Scandals involving pastors are nothing new for the United Pentecostal Church International. Listing only the ones that resulted in arrests or lawsuits within the past five years still produces a remarkable litany of appalling abuses and scandals:

  • In 2003, Rev. Ronald Oree Nation, a twenty-year official at the national UPCI headquarters, was arrested for engaging in sexual acts with other men in a public park.
  • The same year, Rev. James Manning was sued for long-standing sexual abuse of a parishioner.
  • In 2005, a lawsuit against Apostolic Faith Church in Wisconsin alleged that Pastor James Schumacher knowingly permitted a child molester to teach Sunday School, and, when two girls were sexually assaulted in the church basement, threatened to excommunicate their parents if they notified the authorities.
  • In 2006, Rev. Richard Lawson was accused by four women of making unwanted sexual advances. Another leader at the same church had already recently faced charges of having an inappropriate relationship with an underage girl.
  • This year, Rev. David Thompson was accused of stealing nearly a million dollars from a UPCI church that he pastored in Ohio
  • Also this year, Rev. Roy Curtis Huling was arrested for molesting a young girl who attended his church.

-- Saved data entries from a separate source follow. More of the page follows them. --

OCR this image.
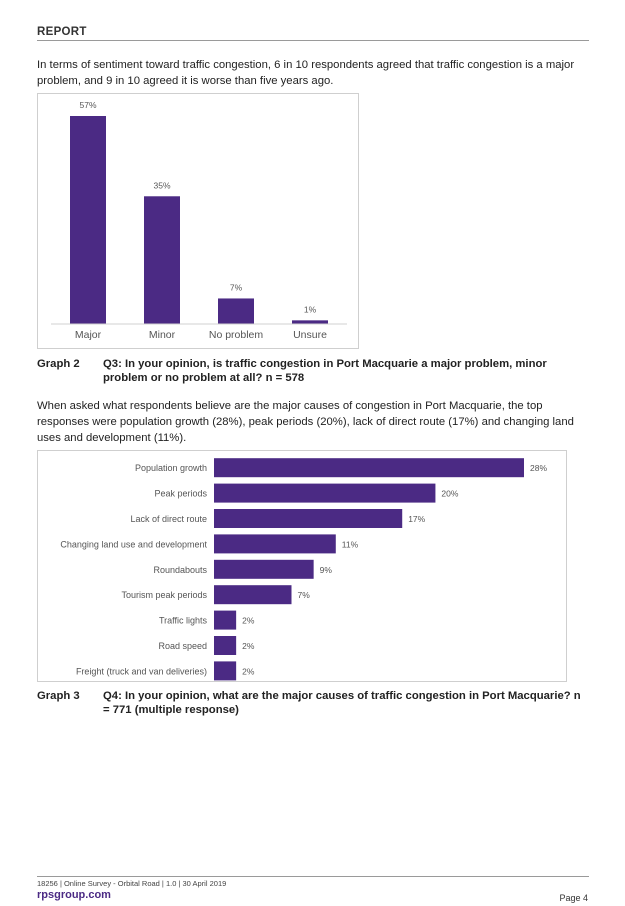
REPORT
In terms of sentiment toward traffic congestion, 6 in 10 respondents agreed that traffic congestion is a major problem, and 9 in 10 agreed it is worse than five years ago.
57%
Major
35%
Minor
7%
No problem
1%
Unsure
Graph 2 Q3: In your opinion, is traffic congestion in Port Macquarie a major problem, minor problem or no problem at all? n = 578
When asked what respondents believe are the major causes of congestion in Port Macquarie, the top responses were population growth (28%), peak periods (20%), lack of direct route (17%) and changing land uses and development (11%).
Population growth	28%
Peak periods	20%
Lack of direct route	17%
Changing land use and development	11%
Roundabouts	9%
Tourism peak periods	7%
Traffic lights	2%
Road speed	2%
Freight (truck and van deliveries)	2%
Graph 3 Q4: In your opinion, what are the major causes of traffic congestion in Port Macquarie? n = 771 (multiple response)
18256 | Online Survey - Orbital Road | 1.0 | 30 April 2019
rpsgroup.com	Page 4
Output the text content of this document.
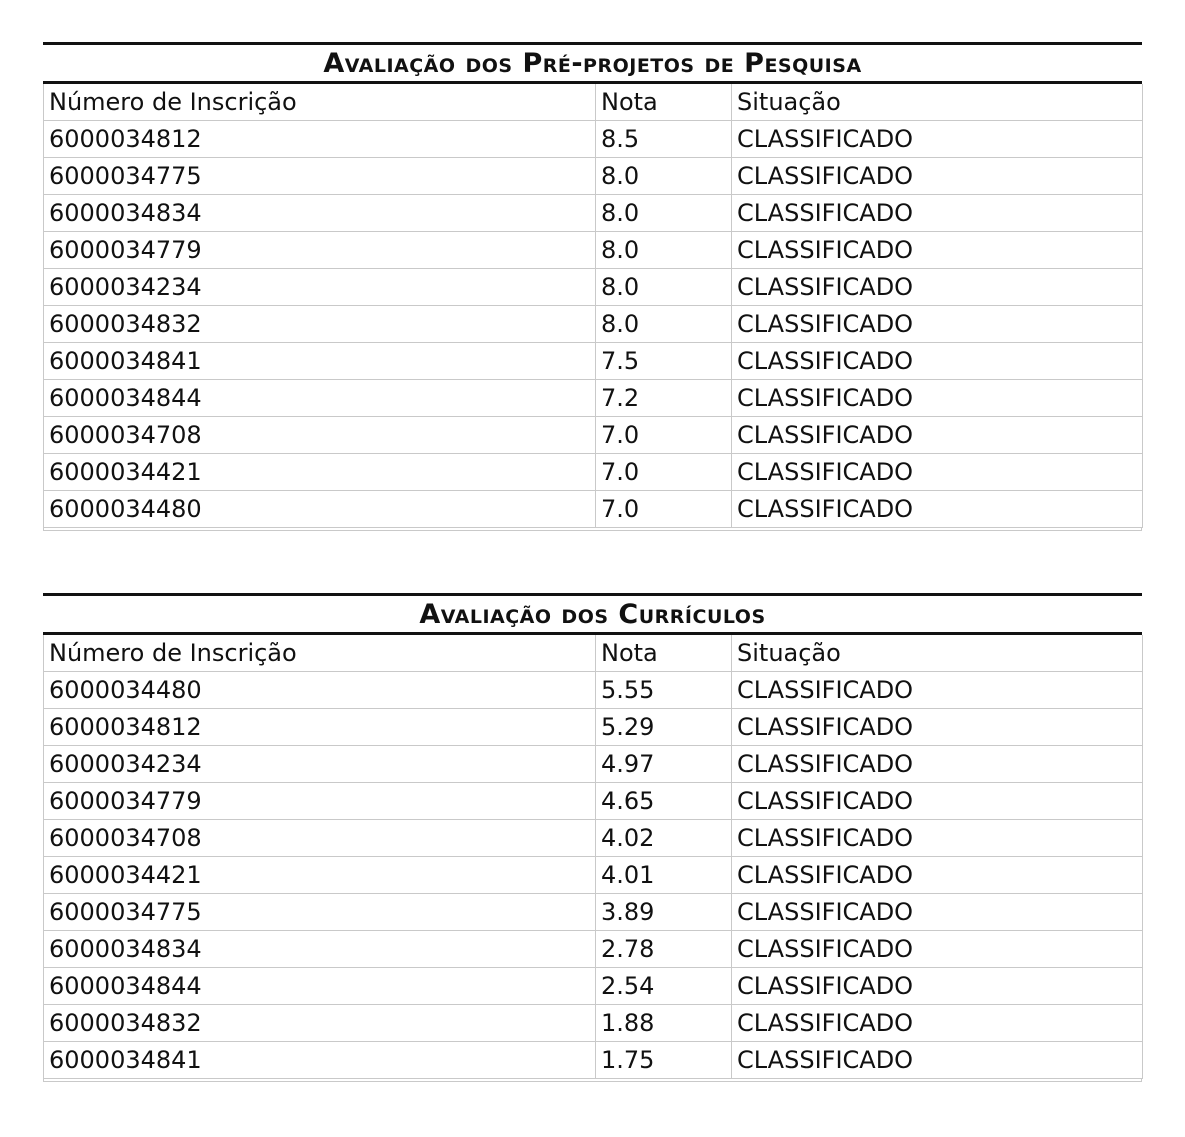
Avaliação dos Pré-projetos de Pesquisa
Número de Inscrição	Nota	Situação
6000034812	8.5	CLASSIFICADO
6000034775	8.0	CLASSIFICADO
6000034834	8.0	CLASSIFICADO
6000034779	8.0	CLASSIFICADO
6000034234	8.0	CLASSIFICADO
6000034832	8.0	CLASSIFICADO
6000034841	7.5	CLASSIFICADO
6000034844	7.2	CLASSIFICADO
6000034708	7.0	CLASSIFICADO
6000034421	7.0	CLASSIFICADO
6000034480	7.0	CLASSIFICADO
Avaliação dos Currículos
Número de Inscrição	Nota	Situação
6000034480	5.55	CLASSIFICADO
6000034812	5.29	CLASSIFICADO
6000034234	4.97	CLASSIFICADO
6000034779	4.65	CLASSIFICADO
6000034708	4.02	CLASSIFICADO
6000034421	4.01	CLASSIFICADO
6000034775	3.89	CLASSIFICADO
6000034834	2.78	CLASSIFICADO
6000034844	2.54	CLASSIFICADO
6000034832	1.88	CLASSIFICADO
6000034841	1.75	CLASSIFICADO
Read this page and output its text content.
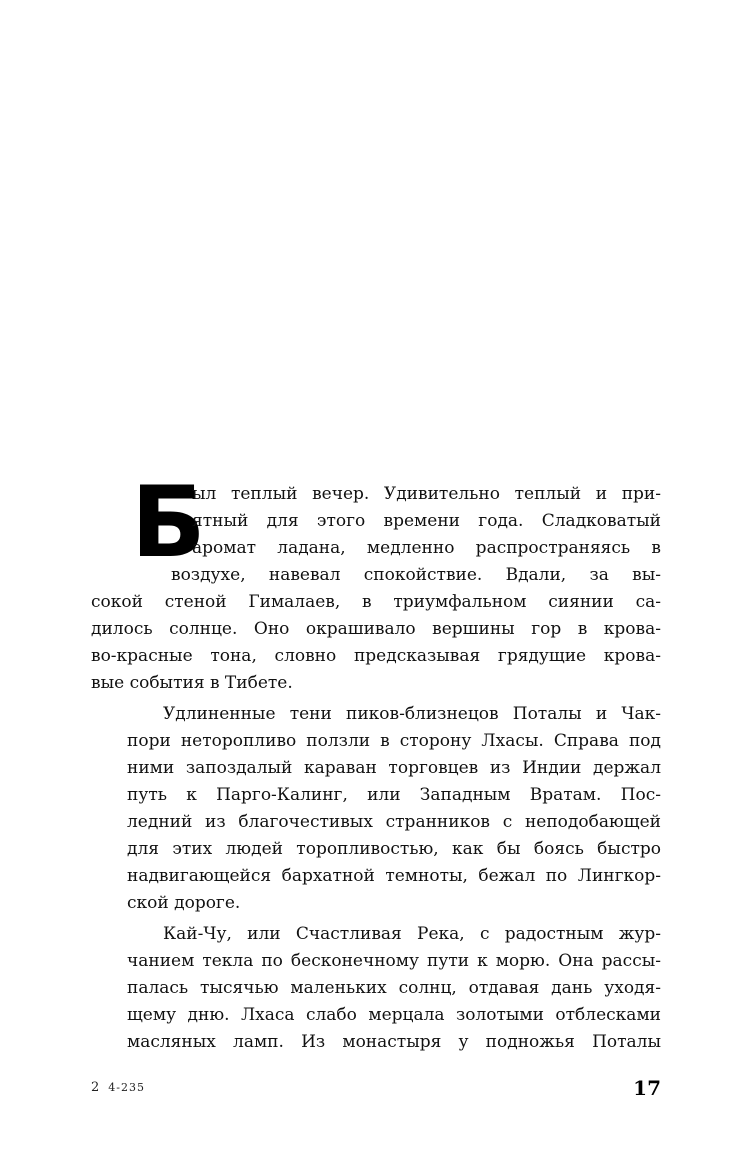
Б
ыл теплый вечер. Удивительно теплый и при-
ятный для этого времени года. Сладковатый
аромат ладана, медленно распространяясь в
воздухе, навевал спокойствие. Вдали, за вы-
сокой стеной Гималаев, в триумфальном сиянии са-
дилось солнце. Оно окрашивало вершины гор в крова-
во-красные тона, словно предсказывая грядущие крова-
вые события в Тибете.
Удлиненные тени пиков-близнецов Поталы и Чак-
пори неторопливо ползли в сторону Лхасы. Справа под
ними запоздалый караван торговцев из Индии держал
путь к Парго-Калинг, или Западным Вратам. Пос-
ледний из благочестивых странников с неподобающей
для этих людей торопливостью, как бы боясь быстро
надвигающейся бархатной темноты, бежал по Лингкор-
ской дороге.
Кай-Чу, или Счастливая Река, с радостным жур-
чанием текла по бесконечному пути к морю. Она рассы-
палась тысячью маленьких солнц, отдавая дань уходя-
щему дню. Лхаса слабо мерцала золотыми отблесками
масляных ламп. Из монастыря у подножья Поталы
2 4-235	17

These are only a few of the scandals that gained national attention and resulted in arrests or lawsuits. With a low reporting rate for sexual assault and with many lesser crimes being ignored, I believe we can safely assume that the problem is much more widespread. When scandals do come to light, many times the twisted dynamic that permitted these heinous events to flourish in a church (usually for years before the scandal breaks) is ignored by reporters who assume that these are aberrant occurrences foisted upon unsuspecting and shocked churches.

Craig Malisow of the Houston Press is a rare exception. In his investigation of yet another UPCI scandal, he uncovered not only long-term molestation of several girls by a prominent church member, but also the intimidation, favoritism, greed, and prejudice against women that kept the molestation a secret for so many years and ended ultimately in the excommunication of the families of the girls from the church. Those of us who have lived these horrors find the events described all too familiar. Our stories may vary in detail, but the substance is the same--pastors drunk on power and lacking any meaningful accountability, meetings where people are humiliated or threatened in front of everyone, victims slandered and shunned.

Malisow's article Sleepovers with Uncle Jeff is well worth reading. I hope that it may help non-Pentecostals who read it to understand better the troubling cultish atmosphere that produces such scandals. These events do not occur in a vacuum, but are the product of an atmosphere where charisma counts for more than godliness and money matters more than righteousness.